I believe this same check is all we need in pencilmark sudokus to validate just about all cases of simple unavoidable sets commonly used for solving. Have been trying to think of some counterexample, but can't come up with any now.

In fact, this is the code method I wrote, but there are still bugs for sukaku, so I think other conditions should be added. What I'm thinking about now is to enumerate the arrangement of cells involved in the dead pattern to see if it can form two permutations that can be exchanged, but this will affect the operation efficiency and see if experts have other simple methods. Thanks.

[RW]

In fact, this is the code method I wrote, but there are still bugs for sukaku, so I think other conditions should be added.

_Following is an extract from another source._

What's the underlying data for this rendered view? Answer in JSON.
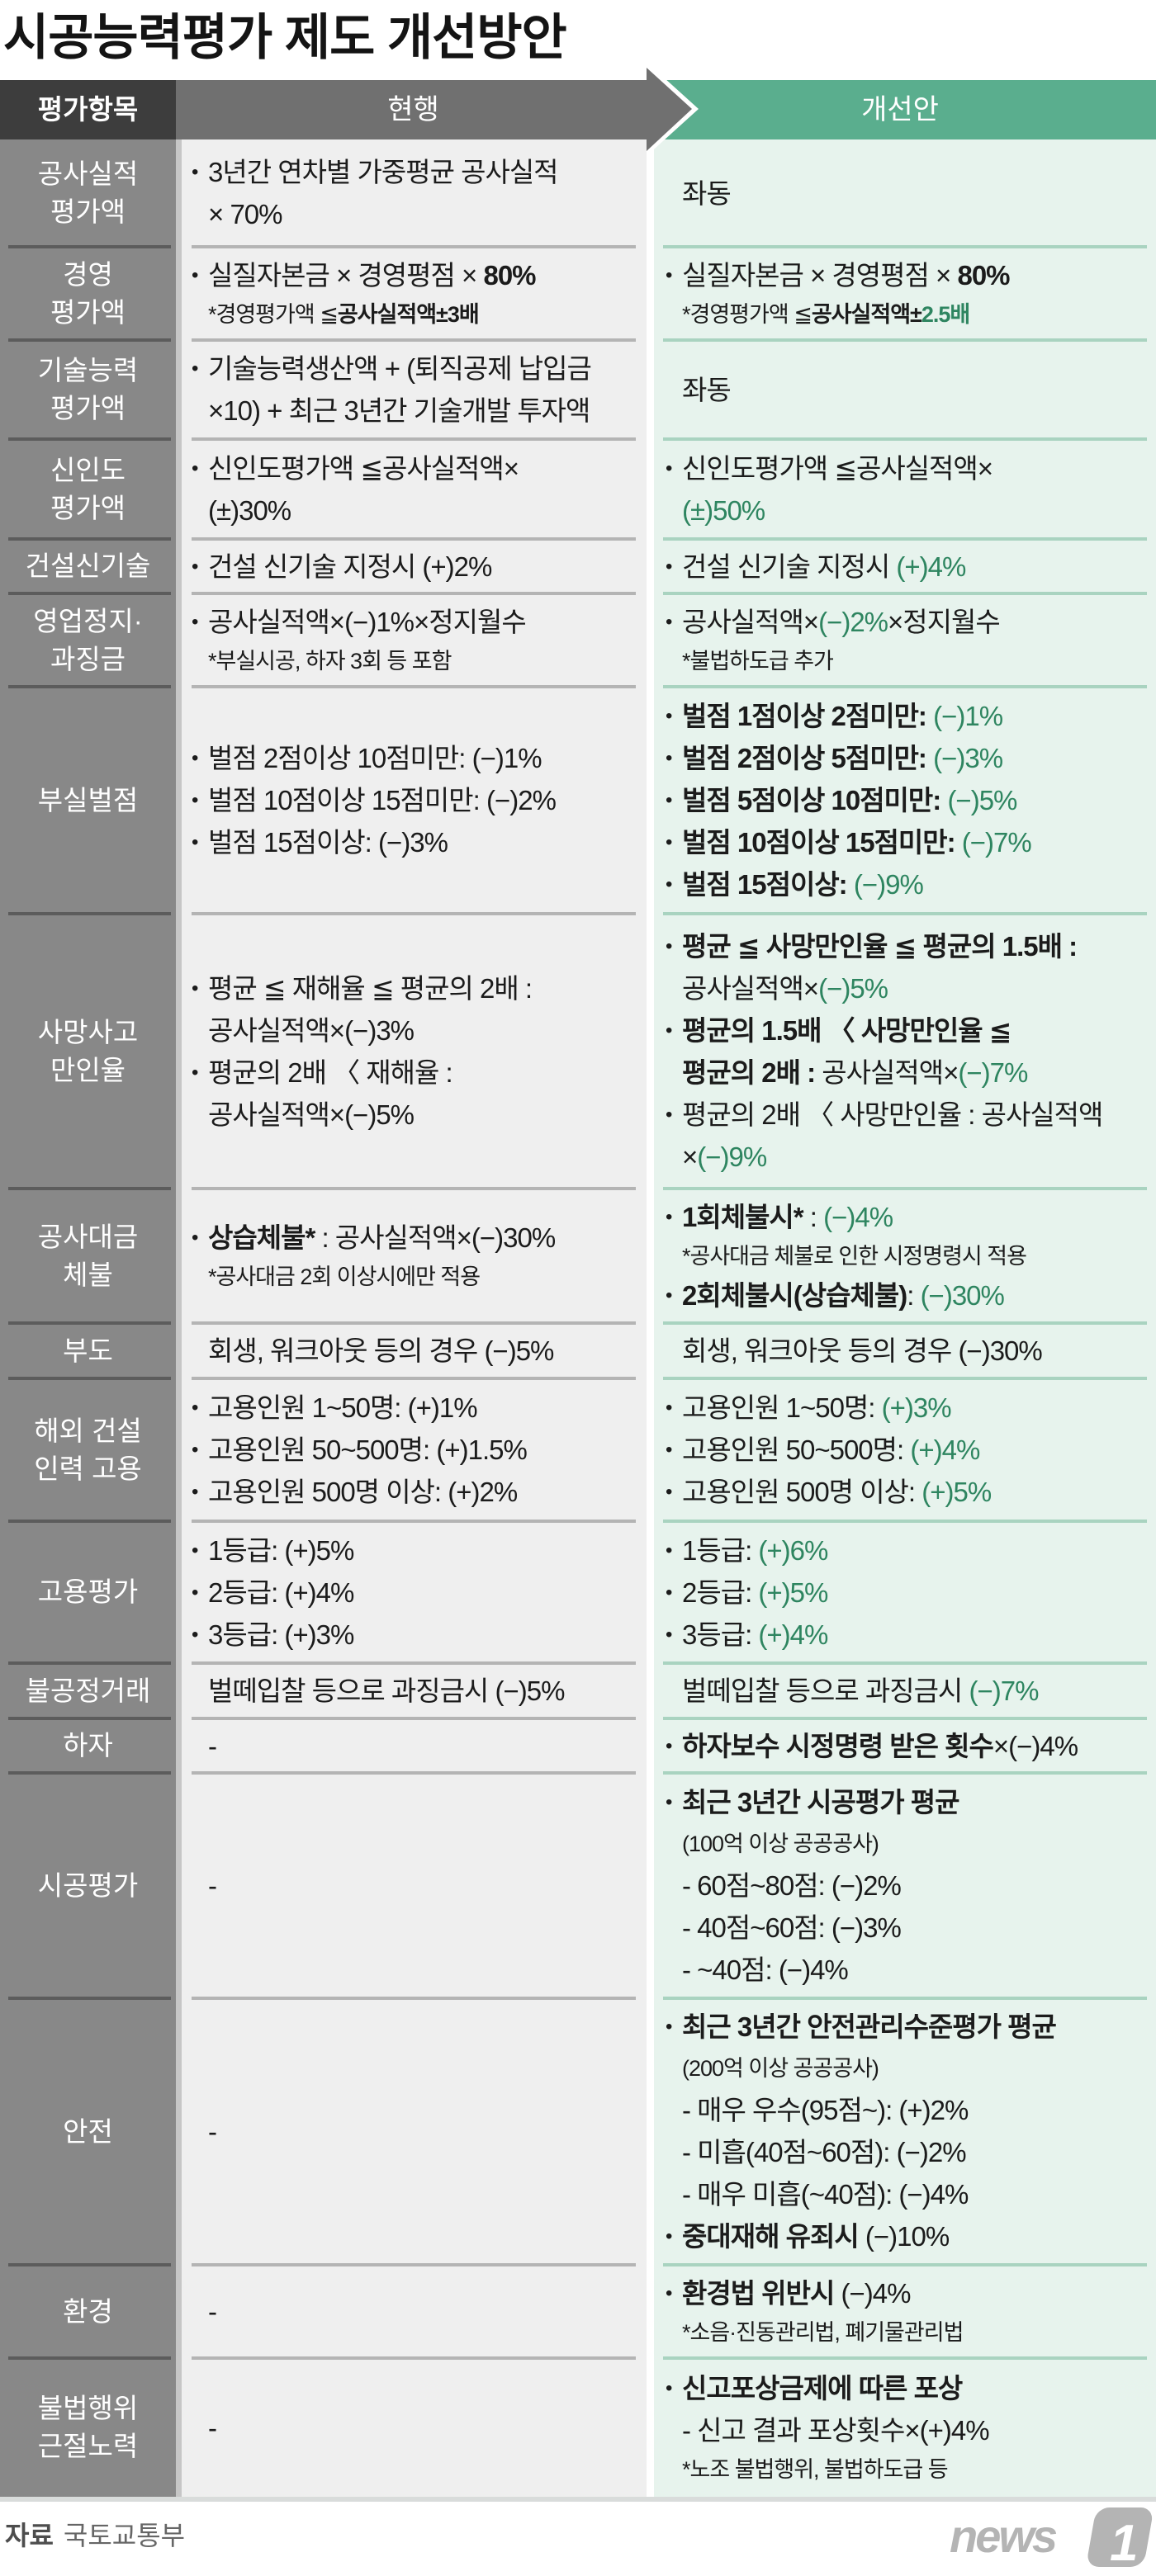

Do you have an example of some situation where this verification method fails? I'm not familiar with your solver and don't know how complex uniqueness patterns you have implemented.

[yzfwsf]

The sukaku in first post is a well example. I have implemented 2 rows*(3~7)cols or 2 cols *(3~7)rows uniqueness patterns.

[RW]

That example does not use this method. If you implement the check correctly, what you should see is this:

Code: Select all

.---------------------------------.---------------------------------.---------------------------------.
|  1          23678      23456789 |  2345678    234589     23567    |  3789       23458      4589     |
| #259+4      2357      #259+3678 |  12456      123458     369      |  1245678    23457      13689    |
| #357+246    2345678   #357+89   |  14567      134589     12345789 |  134579     34567      147      |
:---------------------------------+---------------------------------+---------------------------------:
| #24+8       9         #24+56    |  23567      12348      1278     |  12358      2345678    3456     |
|  2345678    2357       1        |  9          34         23456    |  23678      2356       234      |
| #26+5       234568    #26+478   |  1358       23478      124678   |  3457       9          12356    |
:---------------------------------+---------------------------------+---------------------------------:
| #24789      34        #24789+35 |  78         6          248      |  49         1          457      |
| #4568+27    1         #4568+9   |  23         34589      35       |  234679     234568     2789     |
| #245678+9   4567      #245678   |  134578     234789     13459    |  234579     245        345678   |
'---------------------------------'---------------------------------'---------------------------------'

Everything after the + signs are extra candidates that invalidate the unavoidable set. Those candidates only appear once in their rows within the set.

Actually, to make sure you find all potential unavoidable sets, this verification step should also take into account candidates that have been eliminated in previous steps. For example, if the starting grid did contain candidate 4 in r3c3, but this has since been eliminated, then the 4 in r3c1 can be moved to the left side of the + sign. So for every candidate in the set, you must check if it appeared in both columns (same row) in the starting grid.

[yzfwsf]

Thank you RW, I know what's wrong. I just check whether there are two or more common candidates in a pair of cells in each row (column), and then use these unions to find additional candidates. In fact, I should deal with the additional candidates of each cell pair separately.